Thursday, September 30, 2021

The Coming of Totem Latamat

The story began back in  March, when we first approached Jun Tiburcio to make the totem. It was clear that this year's ORIGINS was not going to be the same as previous editions, with travel and audience gathering so uncertain. Indigenous people had been particularly badly hit by the pandemic, and this fact was also affecting the other great concern of 2021, the Cop26 summit on Climate Change.  As Greta Thunberg pointed out, vaccination inequality compounds existing divisions between rich and poor, effectively excluding Indigenous voices from the crucial debates in November. As a UK-based organisation working with Indigenous cultures, we felt a deep need to find another way in which their environmental ideas and agendas could be brought to the world's attention. TOTEM LATAMAT is the answer.


Accompanied by a ceremony to give thanks for the life that was being offered, a single tree was felled by Jun and other men from his village back in June. He carved it over many weeks, working with the entire community to shape the tree, to sculpt its intricate designs, to paint it in the magnificent, sun-kissed colours of Mexico. TOTEM LATAMAT is the work of a great artist - and it is also the work of his Totonac village community.
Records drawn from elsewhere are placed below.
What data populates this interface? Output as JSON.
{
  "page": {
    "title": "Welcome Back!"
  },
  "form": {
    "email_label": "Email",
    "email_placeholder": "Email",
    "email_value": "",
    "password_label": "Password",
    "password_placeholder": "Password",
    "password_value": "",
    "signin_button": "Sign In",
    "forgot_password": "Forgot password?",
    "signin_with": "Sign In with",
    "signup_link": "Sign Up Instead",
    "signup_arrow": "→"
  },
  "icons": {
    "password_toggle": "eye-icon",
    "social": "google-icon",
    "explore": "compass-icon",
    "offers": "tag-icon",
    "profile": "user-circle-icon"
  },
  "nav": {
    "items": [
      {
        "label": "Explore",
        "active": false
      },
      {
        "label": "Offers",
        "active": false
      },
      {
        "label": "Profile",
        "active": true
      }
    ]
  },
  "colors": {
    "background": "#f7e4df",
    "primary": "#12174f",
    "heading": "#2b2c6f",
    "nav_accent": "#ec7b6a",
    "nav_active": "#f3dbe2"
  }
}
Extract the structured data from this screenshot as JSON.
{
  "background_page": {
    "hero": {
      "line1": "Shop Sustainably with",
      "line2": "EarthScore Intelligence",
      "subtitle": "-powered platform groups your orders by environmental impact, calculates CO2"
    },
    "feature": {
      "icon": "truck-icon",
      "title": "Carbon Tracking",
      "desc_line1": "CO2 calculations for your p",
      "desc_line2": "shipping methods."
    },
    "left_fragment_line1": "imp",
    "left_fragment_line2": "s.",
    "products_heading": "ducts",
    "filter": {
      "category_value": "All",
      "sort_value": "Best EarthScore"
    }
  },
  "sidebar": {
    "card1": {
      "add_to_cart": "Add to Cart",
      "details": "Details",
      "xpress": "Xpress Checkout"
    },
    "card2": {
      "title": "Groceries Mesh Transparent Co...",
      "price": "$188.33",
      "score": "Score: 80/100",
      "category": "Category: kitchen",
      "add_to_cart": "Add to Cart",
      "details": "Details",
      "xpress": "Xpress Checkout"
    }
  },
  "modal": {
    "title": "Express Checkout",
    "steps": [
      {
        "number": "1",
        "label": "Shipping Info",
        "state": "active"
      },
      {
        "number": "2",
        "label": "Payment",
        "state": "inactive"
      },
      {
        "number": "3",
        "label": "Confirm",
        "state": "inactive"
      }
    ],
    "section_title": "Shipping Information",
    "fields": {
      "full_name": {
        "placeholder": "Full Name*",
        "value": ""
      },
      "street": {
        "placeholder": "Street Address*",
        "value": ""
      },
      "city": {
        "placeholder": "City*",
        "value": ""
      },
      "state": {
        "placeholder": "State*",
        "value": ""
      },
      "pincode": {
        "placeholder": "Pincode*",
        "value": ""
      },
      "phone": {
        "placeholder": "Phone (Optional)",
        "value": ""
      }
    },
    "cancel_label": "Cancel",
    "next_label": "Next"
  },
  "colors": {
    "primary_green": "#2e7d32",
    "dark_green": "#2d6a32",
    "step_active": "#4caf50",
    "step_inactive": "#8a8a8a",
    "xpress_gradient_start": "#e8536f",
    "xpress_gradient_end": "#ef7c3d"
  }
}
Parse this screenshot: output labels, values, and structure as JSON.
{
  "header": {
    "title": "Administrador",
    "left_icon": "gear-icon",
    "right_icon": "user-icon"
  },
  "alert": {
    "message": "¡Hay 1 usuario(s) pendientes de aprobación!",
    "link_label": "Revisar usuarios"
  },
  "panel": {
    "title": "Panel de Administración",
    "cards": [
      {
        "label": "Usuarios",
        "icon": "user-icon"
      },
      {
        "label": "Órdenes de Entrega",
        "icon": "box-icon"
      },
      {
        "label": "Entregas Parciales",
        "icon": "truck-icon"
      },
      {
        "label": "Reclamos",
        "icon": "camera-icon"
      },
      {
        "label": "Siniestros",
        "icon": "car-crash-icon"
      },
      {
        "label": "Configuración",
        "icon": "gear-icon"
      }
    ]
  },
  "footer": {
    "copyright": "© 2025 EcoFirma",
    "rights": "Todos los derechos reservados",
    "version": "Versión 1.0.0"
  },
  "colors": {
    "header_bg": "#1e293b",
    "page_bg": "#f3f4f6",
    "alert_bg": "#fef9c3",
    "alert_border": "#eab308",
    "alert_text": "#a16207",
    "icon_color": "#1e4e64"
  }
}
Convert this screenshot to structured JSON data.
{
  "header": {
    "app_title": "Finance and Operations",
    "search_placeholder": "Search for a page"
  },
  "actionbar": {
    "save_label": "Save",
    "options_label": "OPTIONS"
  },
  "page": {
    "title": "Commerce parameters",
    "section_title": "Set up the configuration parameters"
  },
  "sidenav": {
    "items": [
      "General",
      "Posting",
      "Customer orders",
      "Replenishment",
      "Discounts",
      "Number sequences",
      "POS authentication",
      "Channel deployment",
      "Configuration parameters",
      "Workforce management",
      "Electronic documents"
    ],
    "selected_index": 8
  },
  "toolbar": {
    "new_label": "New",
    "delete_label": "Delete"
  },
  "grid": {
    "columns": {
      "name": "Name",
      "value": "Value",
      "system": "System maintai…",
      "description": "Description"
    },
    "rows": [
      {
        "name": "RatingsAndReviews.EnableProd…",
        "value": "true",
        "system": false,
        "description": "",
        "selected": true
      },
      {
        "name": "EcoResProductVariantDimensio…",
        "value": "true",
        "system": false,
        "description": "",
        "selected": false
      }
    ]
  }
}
By early August, the totem was ready to move to Veracruz for shipping. It's not a simple matter... but we really couldn't send this by plane: the whole project has to be as environmentally positive as possible. We needed export licences and we're still doing import paperwork. The totem turned out too be too big for the 20 foot shipping container we had booked, so we had to get a bigger one. Then the queue of goods for the ship proved too long, and there was a two week delay before it could be loaded onto the next ship. Finally, on 7th September, it was able to begin its sea crossing.  




The ship stopped in Houston, and then Le Havre. Mid-Atlantic there was another delay that meant the ceremony of welcome had to be put back. Just this morning we heard the departure from Le Havre was 9 hours late, which means the ship will be unloaded overnight tonight at London Gateway. Then it's a question of how long it takes to get through customs. The shippers will drive it across London to Chiswick House, and at last we will meet TOTEM LATAMAT, for the beginning of the UK journey.